What Dave is highlighting, which is not let’s say intuitively obvious, is not only not over-medicating, in many cases this will lead to a stabilization of medication or maybe even a lessening of medication cuz all of us naturally are afraid of severe pain. And you may or may not have thought about it, and I am strongly suggesting you think about it now that your fear of not sleeping, for example, is gonna make you not sleep. Your fear of having pain is gonna make you take more pain medication. If you follow the guidance and find that sweet spot as Dave said, that midpoint, then you’re really hitting the pinnacle of your intelligence and utilizing that for your quality of life and old age and aging itself can be seen in a different light. I’m not saying it’s gonna solve every ache and pain, but it’s gonna take the severity and even the fear of severity.

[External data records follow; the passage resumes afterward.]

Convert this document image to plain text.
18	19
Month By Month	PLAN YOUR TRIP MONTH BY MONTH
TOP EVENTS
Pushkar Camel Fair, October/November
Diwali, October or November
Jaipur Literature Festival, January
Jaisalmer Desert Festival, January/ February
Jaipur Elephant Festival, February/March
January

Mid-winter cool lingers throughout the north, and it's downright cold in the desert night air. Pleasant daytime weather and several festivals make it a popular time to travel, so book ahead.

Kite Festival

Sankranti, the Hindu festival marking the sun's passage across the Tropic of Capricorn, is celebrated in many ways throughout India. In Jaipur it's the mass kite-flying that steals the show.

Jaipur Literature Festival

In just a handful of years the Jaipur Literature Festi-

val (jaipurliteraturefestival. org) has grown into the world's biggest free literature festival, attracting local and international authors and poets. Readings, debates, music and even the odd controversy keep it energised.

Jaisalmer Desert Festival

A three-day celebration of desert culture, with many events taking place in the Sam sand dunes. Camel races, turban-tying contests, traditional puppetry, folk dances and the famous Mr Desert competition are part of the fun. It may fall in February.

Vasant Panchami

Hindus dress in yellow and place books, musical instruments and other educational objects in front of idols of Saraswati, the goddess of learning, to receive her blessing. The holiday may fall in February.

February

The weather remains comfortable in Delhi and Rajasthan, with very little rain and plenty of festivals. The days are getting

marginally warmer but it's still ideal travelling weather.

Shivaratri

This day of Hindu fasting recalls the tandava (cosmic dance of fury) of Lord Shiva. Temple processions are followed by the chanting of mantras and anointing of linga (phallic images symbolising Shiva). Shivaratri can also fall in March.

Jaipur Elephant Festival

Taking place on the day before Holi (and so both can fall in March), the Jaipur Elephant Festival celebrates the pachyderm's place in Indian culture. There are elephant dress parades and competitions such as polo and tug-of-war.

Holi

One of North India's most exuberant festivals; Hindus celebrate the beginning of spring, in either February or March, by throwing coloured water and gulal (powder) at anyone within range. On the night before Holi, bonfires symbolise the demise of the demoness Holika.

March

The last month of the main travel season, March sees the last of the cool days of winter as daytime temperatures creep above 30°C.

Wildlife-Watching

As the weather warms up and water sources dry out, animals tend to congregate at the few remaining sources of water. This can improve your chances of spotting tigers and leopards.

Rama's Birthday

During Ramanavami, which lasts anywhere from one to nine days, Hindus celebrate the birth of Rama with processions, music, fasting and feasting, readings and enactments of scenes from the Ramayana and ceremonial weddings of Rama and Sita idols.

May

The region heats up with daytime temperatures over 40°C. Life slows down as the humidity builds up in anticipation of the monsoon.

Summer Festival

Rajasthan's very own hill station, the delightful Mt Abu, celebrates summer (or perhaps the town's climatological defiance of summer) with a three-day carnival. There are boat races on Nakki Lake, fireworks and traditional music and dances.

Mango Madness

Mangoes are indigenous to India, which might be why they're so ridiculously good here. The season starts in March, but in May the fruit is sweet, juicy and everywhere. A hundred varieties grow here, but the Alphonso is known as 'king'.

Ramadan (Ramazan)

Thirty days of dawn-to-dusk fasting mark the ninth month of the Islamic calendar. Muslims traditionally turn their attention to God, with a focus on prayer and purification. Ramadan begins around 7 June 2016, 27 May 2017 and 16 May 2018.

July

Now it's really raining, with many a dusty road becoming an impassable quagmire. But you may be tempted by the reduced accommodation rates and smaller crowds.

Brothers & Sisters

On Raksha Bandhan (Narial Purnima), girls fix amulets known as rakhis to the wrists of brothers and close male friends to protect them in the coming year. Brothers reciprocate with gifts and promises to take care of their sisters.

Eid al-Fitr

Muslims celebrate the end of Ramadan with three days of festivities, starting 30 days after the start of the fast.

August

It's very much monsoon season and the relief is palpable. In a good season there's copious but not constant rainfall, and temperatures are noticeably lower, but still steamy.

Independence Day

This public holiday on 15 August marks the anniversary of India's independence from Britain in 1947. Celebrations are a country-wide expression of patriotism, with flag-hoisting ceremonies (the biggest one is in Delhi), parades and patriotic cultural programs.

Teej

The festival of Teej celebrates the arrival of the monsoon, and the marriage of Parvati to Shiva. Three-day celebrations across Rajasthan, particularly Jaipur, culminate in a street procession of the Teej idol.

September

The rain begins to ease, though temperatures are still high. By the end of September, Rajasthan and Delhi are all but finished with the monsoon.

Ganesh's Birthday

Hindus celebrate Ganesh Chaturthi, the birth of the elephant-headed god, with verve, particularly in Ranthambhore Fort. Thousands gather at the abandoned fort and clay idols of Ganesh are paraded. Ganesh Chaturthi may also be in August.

When you start to move toward those years, it’s gonna reduce that what we’re talking about is great news, if it’s followed intelligently with the use of your doctor and your doctor that is specialized in the area that you need specialization. And as Dave mentioned, again, it may very well require doctors that are outside the realm of pain or outside the realm of sleep. And it may in involve MRI’s and investigating your whole body to see if there are other solutions. So, I’d like to wind this episode up and really encourage you to join us because we’re gonna be getting into a lot of understanding as to how to apply this to yourself and also help you see and understand your own psychology better to see what your tendencies are, to be able to work with those tendencies to optimize your quality of life and reduce the level of fear and carelessness. Thanks so much for your listening and I hope you’ll join us for the following episode or episodes.